You wake to the sound of movement—quiet, efficient, the unmistakable whisper of a drawer sliding open and the soft metallic click of a safety being checked. The room is dark except for the faint glow of city lights through rain-smeared windows, your world half-shadow and half the steady thrum of your own pulse.
John is already out of bed, silent as a thought, wearing nothing but worn boxers and the old dog tags he never takes off. There’s a tension to his body you feel before you see it—the coiled readiness, the lean muscle honed by years of needing to react before thinking. He doesn’t turn on a light. Instead, he moves with the kind of certainty that comes from counting exits in every room, cataloguing every squeak of floorboard long before tonight.
You call his name—quiet, uncertain—but he lifts a hand, palm open, a silent plea for patience. “Shh, love. Stay there, aye?” His voice is hushed, the accent thicker, as if instinct’s pulled him back to the places that shaped him. He moves through the apartment like a shadow, checking locks, corners, windows. You can hear the soft scuff of his bare feet against wood, the quick, measured breaths he takes to steady himself.
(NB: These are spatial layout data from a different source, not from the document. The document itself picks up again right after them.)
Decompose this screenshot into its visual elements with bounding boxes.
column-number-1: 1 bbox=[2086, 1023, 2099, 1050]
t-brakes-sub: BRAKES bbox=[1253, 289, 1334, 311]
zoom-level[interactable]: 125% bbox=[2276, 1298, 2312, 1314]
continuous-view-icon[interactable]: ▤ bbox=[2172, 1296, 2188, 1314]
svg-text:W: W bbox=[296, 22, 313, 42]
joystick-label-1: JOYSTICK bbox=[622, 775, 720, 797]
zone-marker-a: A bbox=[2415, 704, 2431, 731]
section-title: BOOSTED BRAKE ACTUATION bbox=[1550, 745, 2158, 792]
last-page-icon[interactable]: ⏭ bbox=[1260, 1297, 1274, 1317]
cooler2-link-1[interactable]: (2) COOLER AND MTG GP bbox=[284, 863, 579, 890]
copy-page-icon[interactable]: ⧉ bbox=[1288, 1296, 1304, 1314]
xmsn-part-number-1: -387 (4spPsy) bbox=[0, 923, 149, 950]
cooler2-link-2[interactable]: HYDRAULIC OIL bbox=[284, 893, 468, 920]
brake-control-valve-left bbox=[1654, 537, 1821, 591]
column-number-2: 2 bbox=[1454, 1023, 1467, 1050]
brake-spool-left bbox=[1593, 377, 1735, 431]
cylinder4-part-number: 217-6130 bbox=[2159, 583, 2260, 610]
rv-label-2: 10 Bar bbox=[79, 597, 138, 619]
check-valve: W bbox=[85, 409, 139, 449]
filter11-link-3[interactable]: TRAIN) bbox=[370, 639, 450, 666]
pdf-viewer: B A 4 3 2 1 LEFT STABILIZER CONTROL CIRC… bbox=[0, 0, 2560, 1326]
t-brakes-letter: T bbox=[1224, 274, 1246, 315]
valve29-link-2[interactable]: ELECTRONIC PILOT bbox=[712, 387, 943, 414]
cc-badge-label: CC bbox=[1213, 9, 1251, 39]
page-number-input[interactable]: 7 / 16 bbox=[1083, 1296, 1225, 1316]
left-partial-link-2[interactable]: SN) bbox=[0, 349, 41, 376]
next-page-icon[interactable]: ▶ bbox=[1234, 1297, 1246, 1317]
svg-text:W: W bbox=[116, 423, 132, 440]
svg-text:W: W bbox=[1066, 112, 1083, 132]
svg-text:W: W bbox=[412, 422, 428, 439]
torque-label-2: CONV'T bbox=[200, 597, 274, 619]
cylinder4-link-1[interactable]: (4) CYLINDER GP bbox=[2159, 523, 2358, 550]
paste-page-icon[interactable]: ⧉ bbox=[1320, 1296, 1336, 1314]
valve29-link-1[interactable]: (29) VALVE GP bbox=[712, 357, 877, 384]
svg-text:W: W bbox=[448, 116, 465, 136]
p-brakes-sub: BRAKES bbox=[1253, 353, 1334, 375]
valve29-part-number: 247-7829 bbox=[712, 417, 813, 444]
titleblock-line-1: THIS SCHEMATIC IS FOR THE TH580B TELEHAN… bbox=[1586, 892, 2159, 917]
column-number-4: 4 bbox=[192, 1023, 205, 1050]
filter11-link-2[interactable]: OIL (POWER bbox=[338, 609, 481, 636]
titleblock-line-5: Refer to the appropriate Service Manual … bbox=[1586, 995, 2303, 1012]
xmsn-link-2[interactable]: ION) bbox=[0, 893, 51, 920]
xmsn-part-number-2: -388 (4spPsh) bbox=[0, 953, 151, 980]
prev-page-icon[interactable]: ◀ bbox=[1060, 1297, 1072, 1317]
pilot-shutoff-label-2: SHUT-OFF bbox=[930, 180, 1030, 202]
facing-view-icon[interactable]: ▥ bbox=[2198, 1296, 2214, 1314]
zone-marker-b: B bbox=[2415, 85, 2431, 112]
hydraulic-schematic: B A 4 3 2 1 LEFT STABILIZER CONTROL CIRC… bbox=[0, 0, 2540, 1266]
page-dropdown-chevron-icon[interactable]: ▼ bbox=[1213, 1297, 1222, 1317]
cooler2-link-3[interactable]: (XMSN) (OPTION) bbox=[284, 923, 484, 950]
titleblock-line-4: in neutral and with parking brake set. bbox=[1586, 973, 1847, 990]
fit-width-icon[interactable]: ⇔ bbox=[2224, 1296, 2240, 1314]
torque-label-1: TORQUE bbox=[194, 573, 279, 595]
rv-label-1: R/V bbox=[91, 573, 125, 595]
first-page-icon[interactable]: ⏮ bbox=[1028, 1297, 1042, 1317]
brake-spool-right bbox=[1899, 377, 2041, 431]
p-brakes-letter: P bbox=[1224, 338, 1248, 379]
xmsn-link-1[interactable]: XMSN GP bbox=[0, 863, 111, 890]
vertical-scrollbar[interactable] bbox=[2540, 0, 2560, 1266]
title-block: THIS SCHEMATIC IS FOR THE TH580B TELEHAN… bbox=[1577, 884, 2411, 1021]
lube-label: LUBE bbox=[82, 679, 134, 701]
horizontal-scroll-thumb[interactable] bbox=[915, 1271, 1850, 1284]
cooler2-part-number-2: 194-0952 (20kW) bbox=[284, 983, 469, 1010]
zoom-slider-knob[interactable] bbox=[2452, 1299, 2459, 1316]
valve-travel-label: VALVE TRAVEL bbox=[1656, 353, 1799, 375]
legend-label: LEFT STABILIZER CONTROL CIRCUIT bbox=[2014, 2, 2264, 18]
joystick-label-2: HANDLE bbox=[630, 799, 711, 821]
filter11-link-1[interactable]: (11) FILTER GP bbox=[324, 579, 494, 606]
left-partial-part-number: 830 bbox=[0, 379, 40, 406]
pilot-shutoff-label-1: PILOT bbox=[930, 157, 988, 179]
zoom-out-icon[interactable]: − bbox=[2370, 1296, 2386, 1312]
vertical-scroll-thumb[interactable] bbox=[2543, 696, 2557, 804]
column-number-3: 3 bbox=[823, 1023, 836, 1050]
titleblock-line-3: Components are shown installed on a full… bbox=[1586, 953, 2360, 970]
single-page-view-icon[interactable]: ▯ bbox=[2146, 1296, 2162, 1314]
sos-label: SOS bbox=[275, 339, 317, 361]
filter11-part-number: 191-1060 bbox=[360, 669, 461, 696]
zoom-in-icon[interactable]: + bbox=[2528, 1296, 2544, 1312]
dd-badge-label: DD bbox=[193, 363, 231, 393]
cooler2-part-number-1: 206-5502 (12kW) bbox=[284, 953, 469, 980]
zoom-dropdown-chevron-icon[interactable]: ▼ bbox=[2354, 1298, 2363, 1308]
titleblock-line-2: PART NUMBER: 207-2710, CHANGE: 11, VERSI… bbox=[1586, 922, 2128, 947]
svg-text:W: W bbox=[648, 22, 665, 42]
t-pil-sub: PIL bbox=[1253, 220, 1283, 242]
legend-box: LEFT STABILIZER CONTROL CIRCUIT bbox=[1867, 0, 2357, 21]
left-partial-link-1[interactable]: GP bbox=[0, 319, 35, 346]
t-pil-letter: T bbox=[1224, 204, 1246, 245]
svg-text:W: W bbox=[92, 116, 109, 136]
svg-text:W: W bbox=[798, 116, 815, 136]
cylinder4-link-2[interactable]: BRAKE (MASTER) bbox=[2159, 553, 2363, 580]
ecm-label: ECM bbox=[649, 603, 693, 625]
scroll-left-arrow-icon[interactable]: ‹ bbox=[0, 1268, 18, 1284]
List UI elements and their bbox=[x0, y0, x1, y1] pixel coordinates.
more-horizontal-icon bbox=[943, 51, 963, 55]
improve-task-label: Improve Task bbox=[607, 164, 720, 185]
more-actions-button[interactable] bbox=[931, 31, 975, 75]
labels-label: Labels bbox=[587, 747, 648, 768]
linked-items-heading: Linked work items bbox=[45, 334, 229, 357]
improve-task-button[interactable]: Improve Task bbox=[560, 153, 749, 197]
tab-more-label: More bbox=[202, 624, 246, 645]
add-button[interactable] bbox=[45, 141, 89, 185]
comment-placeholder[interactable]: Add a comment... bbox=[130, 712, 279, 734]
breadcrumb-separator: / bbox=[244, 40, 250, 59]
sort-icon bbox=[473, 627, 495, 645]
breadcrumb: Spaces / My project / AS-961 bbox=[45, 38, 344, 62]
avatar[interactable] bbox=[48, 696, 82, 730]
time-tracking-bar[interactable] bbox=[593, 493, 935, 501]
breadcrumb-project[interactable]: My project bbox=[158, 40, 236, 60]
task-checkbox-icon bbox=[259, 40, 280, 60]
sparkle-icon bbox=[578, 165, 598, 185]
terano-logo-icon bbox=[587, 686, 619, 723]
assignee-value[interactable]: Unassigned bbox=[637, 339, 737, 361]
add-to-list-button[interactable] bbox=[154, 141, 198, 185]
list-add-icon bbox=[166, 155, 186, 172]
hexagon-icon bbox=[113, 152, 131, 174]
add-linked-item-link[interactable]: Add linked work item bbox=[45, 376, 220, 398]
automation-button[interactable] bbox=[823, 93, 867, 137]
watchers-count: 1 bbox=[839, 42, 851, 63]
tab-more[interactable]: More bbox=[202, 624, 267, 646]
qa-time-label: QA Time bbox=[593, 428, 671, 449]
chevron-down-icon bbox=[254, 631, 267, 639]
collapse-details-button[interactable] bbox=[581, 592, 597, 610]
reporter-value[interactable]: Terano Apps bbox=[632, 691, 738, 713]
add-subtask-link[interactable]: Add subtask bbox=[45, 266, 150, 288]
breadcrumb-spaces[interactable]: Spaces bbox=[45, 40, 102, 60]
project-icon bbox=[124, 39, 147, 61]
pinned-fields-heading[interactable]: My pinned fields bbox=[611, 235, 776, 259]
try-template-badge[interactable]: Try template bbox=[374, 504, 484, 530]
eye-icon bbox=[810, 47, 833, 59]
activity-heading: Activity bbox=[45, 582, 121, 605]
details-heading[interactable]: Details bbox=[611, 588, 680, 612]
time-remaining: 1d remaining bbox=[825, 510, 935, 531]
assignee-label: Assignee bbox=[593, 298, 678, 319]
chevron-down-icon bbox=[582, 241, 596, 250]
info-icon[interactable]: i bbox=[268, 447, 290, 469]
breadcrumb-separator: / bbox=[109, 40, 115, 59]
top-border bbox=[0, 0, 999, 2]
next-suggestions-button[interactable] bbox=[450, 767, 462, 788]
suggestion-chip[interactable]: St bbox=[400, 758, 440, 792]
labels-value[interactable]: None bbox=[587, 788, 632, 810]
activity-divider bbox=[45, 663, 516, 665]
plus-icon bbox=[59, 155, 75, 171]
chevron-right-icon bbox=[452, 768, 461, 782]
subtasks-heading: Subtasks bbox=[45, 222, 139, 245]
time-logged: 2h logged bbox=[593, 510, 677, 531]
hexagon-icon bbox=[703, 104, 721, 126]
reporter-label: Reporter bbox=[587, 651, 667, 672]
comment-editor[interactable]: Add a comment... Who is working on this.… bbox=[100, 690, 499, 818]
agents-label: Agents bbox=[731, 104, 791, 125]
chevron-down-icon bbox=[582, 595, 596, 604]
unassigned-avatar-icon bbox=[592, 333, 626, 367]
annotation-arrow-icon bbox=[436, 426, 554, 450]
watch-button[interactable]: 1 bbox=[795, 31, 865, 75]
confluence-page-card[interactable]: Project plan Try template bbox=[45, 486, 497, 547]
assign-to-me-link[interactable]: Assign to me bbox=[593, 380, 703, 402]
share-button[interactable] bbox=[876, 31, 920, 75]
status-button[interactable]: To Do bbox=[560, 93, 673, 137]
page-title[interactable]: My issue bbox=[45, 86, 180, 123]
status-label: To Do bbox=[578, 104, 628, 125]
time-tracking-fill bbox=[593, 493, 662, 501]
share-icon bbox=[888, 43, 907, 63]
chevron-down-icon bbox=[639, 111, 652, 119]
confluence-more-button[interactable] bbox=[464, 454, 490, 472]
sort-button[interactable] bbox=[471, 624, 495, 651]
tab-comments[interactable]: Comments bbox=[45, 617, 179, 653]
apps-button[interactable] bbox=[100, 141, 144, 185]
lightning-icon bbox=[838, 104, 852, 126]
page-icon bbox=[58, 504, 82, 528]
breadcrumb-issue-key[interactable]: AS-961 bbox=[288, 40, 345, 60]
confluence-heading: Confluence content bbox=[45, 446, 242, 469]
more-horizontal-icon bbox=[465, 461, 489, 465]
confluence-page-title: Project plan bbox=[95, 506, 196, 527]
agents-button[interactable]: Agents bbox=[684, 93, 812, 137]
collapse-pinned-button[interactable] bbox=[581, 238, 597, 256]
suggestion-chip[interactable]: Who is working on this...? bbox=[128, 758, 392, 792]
There’s nothing casual about the way he sweeps the hallway—he is all soldier now, stripped down to the essence of who he is when the world threatens what he loves.
Only when he’s checked everything does he return, shutting the bedroom door with a gentleness at odds with the iron in his eyes. “All clear. Just the wind, or some daft cat on the bins,” he says, trying for easy humor, but the relief is raw in the set of his jaw. He comes to your side, kneels beside the bed, his hand finding yours in the dark—warm, calloused, trembling just slightly. “Didn’t mean to scare ye.”